Adapun selama ini, capaian tax ratio cenderung stagnan di kisaran 10 persen, bahkan menurun pada 2024 menjadi 10,08 persen dari 10,31 persen pada tahun 2023.
Menurut Purbaya, penurunan tersebut disebabkan oleh melambatnya aktivitas ekonomi nasional, terutama di sektor swasta sehingga berdampak pada kemampuan para wajib pajak dalam memenuhi kewajiban mereka.
"Tax ratio kan turun karena ekonominya melambat di triwulan ketiga, private sector-nya ya," kata Purbaya di Universitas Airlangga, Surabaya, dikutip Selasa, 11 November.
Ia menambahkan bahwa pemerintah telah menyiapkan berbagai kebijakan untuk mendorong percepatan ekonomi, mulai dari pemberian paket stimulus hingga penempatan dana pemerintah di perbankan.
Menurutnya upaya tersebut diharapkan dapat memperbaiki kinerja penerimaan pajak secara bertahap.
"Triwulan IV kan kita kasih stimulus cukup besar, uang kita gelontorkan ke sistem, sepertinya riil sektor juga bergerak lebih cepat. Harusnya sih akan sedikit membaik (tax ratio), yang jelas nggak akan turun," ucap Purbaya.

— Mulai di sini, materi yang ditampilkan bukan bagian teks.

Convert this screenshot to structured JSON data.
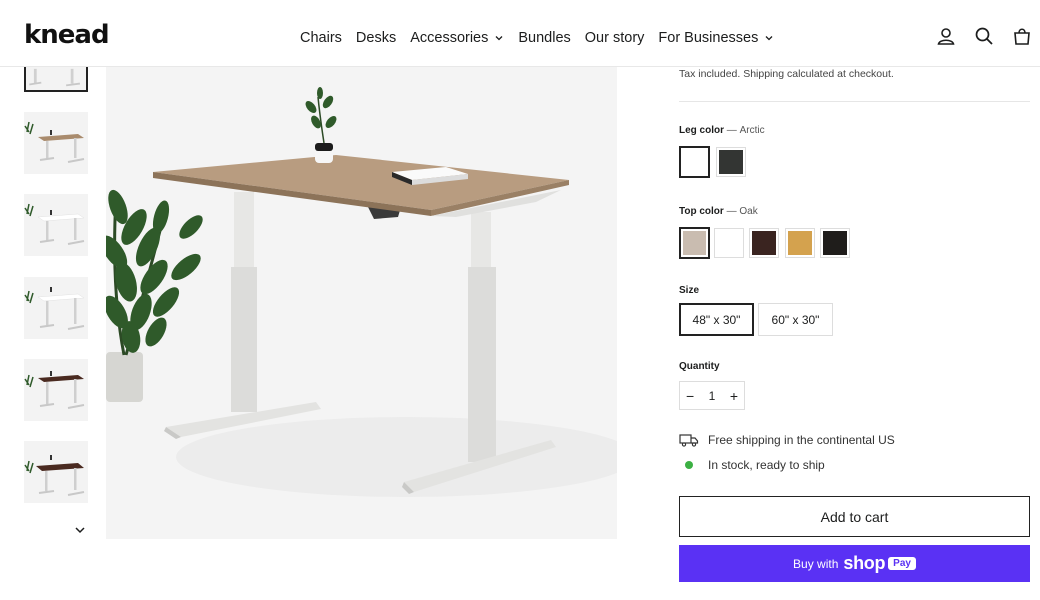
{
  "brand": {
    "logo_text": "knead"
  },
  "nav": {
    "items": [
      {
        "label": "Chairs",
        "has_dropdown": false
      },
      {
        "label": "Desks",
        "has_dropdown": false
      },
      {
        "label": "Accessories",
        "has_dropdown": true
      },
      {
        "label": "Bundles",
        "has_dropdown": false
      },
      {
        "label": "Our story",
        "has_dropdown": false
      },
      {
        "label": "For Businesses",
        "has_dropdown": true
      }
    ]
  },
  "header_icons": [
    "user-icon",
    "search-icon",
    "cart-icon"
  ],
  "gallery": {
    "thumbnails": [
      {
        "top_color": "#ffffff",
        "active": true
      },
      {
        "top_color": "#a98b6d"
      },
      {
        "top_color": "#ffffff"
      },
      {
        "top_color": "#ffffff"
      },
      {
        "top_color": "#4a2a20"
      },
      {
        "top_color": "#4a2a20"
      }
    ]
  },
  "product": {
    "tax_note": "Tax included. Shipping calculated at checkout.",
    "leg_color": {
      "label": "Leg color",
      "separator": "—",
      "selected": "Arctic",
      "swatches": [
        {
          "name": "Arctic",
          "color": "#ffffff",
          "selected": true
        },
        {
          "name": "Black",
          "color": "#333533",
          "selected": false
        }
      ]
    },
    "top_color": {
      "label": "Top color",
      "separator": "—",
      "selected": "Oak",
      "swatches": [
        {
          "name": "Oak",
          "color": "#c9bcb0",
          "selected": true
        },
        {
          "name": "White",
          "color": "#ffffff",
          "selected": false
        },
        {
          "name": "Walnut",
          "color": "#3a2420",
          "selected": false
        },
        {
          "name": "Bamboo",
          "color": "#d4a24e",
          "selected": false
        },
        {
          "name": "Black",
          "color": "#1f1d1b",
          "selected": false
        }
      ]
    },
    "size": {
      "label": "Size",
      "options": [
        {
          "label": "48\" x 30\"",
          "selected": true
        },
        {
          "label": "60\" x 30\"",
          "selected": false
        }
      ]
    },
    "quantity": {
      "label": "Quantity",
      "value": "1",
      "minus": "−",
      "plus": "+"
    },
    "shipping_note": "Free shipping in the continental US",
    "stock_note": "In stock, ready to ship",
    "add_to_cart": "Add to cart",
    "buy_with": {
      "prefix": "Buy with",
      "brand": "shop",
      "pill": "Pay"
    }
  },
  "colors": {
    "accent_purple": "#5a31f4",
    "stock_green": "#3cb043"
  }
}
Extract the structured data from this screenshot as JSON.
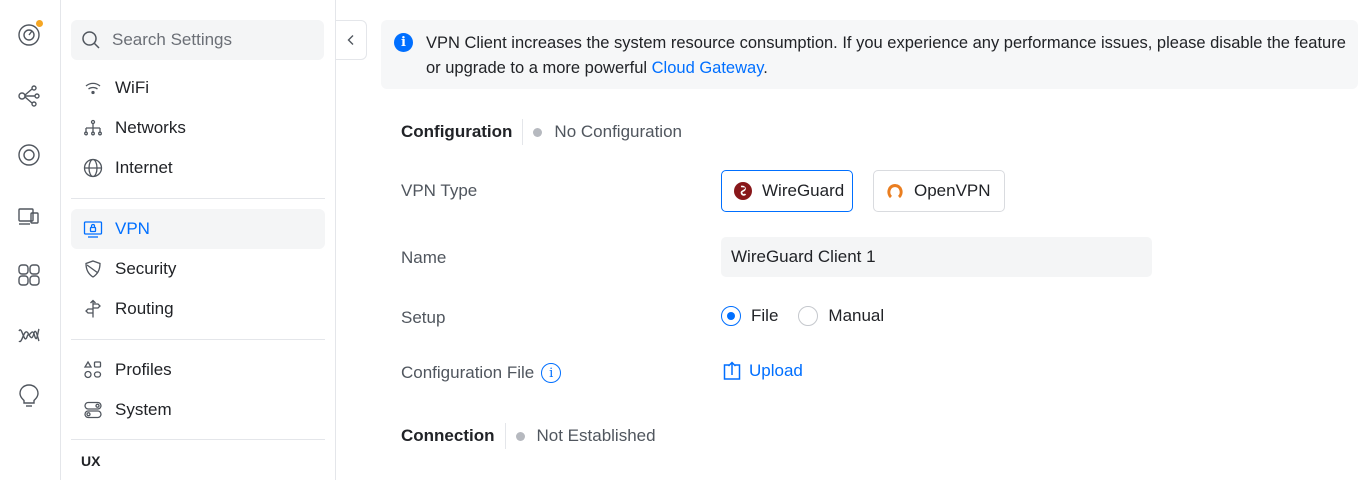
{
  "rail": {
    "items": [
      {
        "icon": "dashboard-icon"
      },
      {
        "icon": "topology-icon"
      },
      {
        "icon": "unifi-devices-icon"
      },
      {
        "icon": "client-devices-icon"
      },
      {
        "icon": "ports-icon"
      },
      {
        "icon": "radio-manager-icon"
      },
      {
        "icon": "insights-icon"
      }
    ],
    "badge_color": "#f5a623"
  },
  "sidebar": {
    "search_placeholder": "Search Settings",
    "items": [
      {
        "label": "WiFi",
        "icon": "wifi-icon"
      },
      {
        "label": "Networks",
        "icon": "networks-icon"
      },
      {
        "label": "Internet",
        "icon": "globe-icon"
      },
      {
        "label": "VPN",
        "icon": "vpn-icon",
        "active": true
      },
      {
        "label": "Security",
        "icon": "shield-icon"
      },
      {
        "label": "Routing",
        "icon": "routing-icon"
      },
      {
        "label": "Profiles",
        "icon": "profiles-icon"
      },
      {
        "label": "System",
        "icon": "system-icon"
      }
    ],
    "section_label": "UX"
  },
  "banner": {
    "text_line1": "VPN Client increases the system resource consumption. If you experience any performance issues, please disable the feature",
    "text_line2_prefix": "or upgrade to a more powerful ",
    "link_text": "Cloud Gateway",
    "text_line2_suffix": "."
  },
  "configuration": {
    "label": "Configuration",
    "status": "No Configuration"
  },
  "form": {
    "vpn_type_label": "VPN Type",
    "vpn_types": [
      {
        "label": "WireGuard",
        "selected": true
      },
      {
        "label": "OpenVPN",
        "selected": false
      }
    ],
    "name_label": "Name",
    "name_value": "WireGuard Client 1",
    "setup_label": "Setup",
    "setup_options": [
      {
        "label": "File",
        "checked": true
      },
      {
        "label": "Manual",
        "checked": false
      }
    ],
    "config_file_label": "Configuration File",
    "upload_label": "Upload"
  },
  "connection": {
    "label": "Connection",
    "status": "Not Established"
  },
  "colors": {
    "accent": "#006fff",
    "wireguard": "#88171a",
    "openvpn": "#ea7e20"
  }
}
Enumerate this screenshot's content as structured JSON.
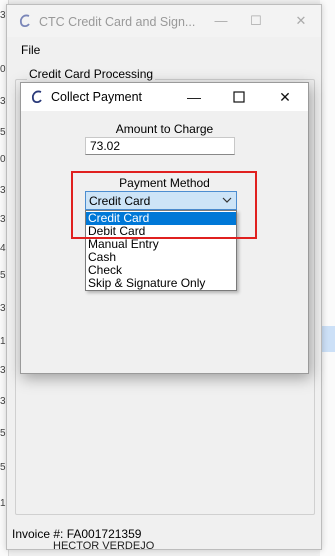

Lebih lanjut, Purbaya menegaskan bahwa dengan pemulihan ekonomi yang terus berjalan, pengumpulan pajak pada 2026 diproyeksikan akan lebih baik dibandingkan tahun ini.
BACA JUGA:
"Dengan perbaikan ini, tahun depan 2026 pengumpulan tax akan lebih bagus dari sekarang," tambahnya.
Dalam Rencana Strategis Kementerian Keuangan 2025–2029 yang tertuang dalam Peraturan Menteri Keuangan (PMK) Nomor 70 Tahun 2025, ditetapkan target peningkatan tax ratio secara bertahap hingga 2029.
Pada 2025, tax ratio ditargetkan mencapai 10,24 persen, pada 2026 ditetapkan di kisaran 10,08 persen–11,34 persen; pada 2027 sebesar 10,29 persen–12,41 persen; kemudian naik menjadi 10,75 persen–13,67 persen pada 2028; dan pada 2029 diharapkan mencapai 11,52 persen-15 persen.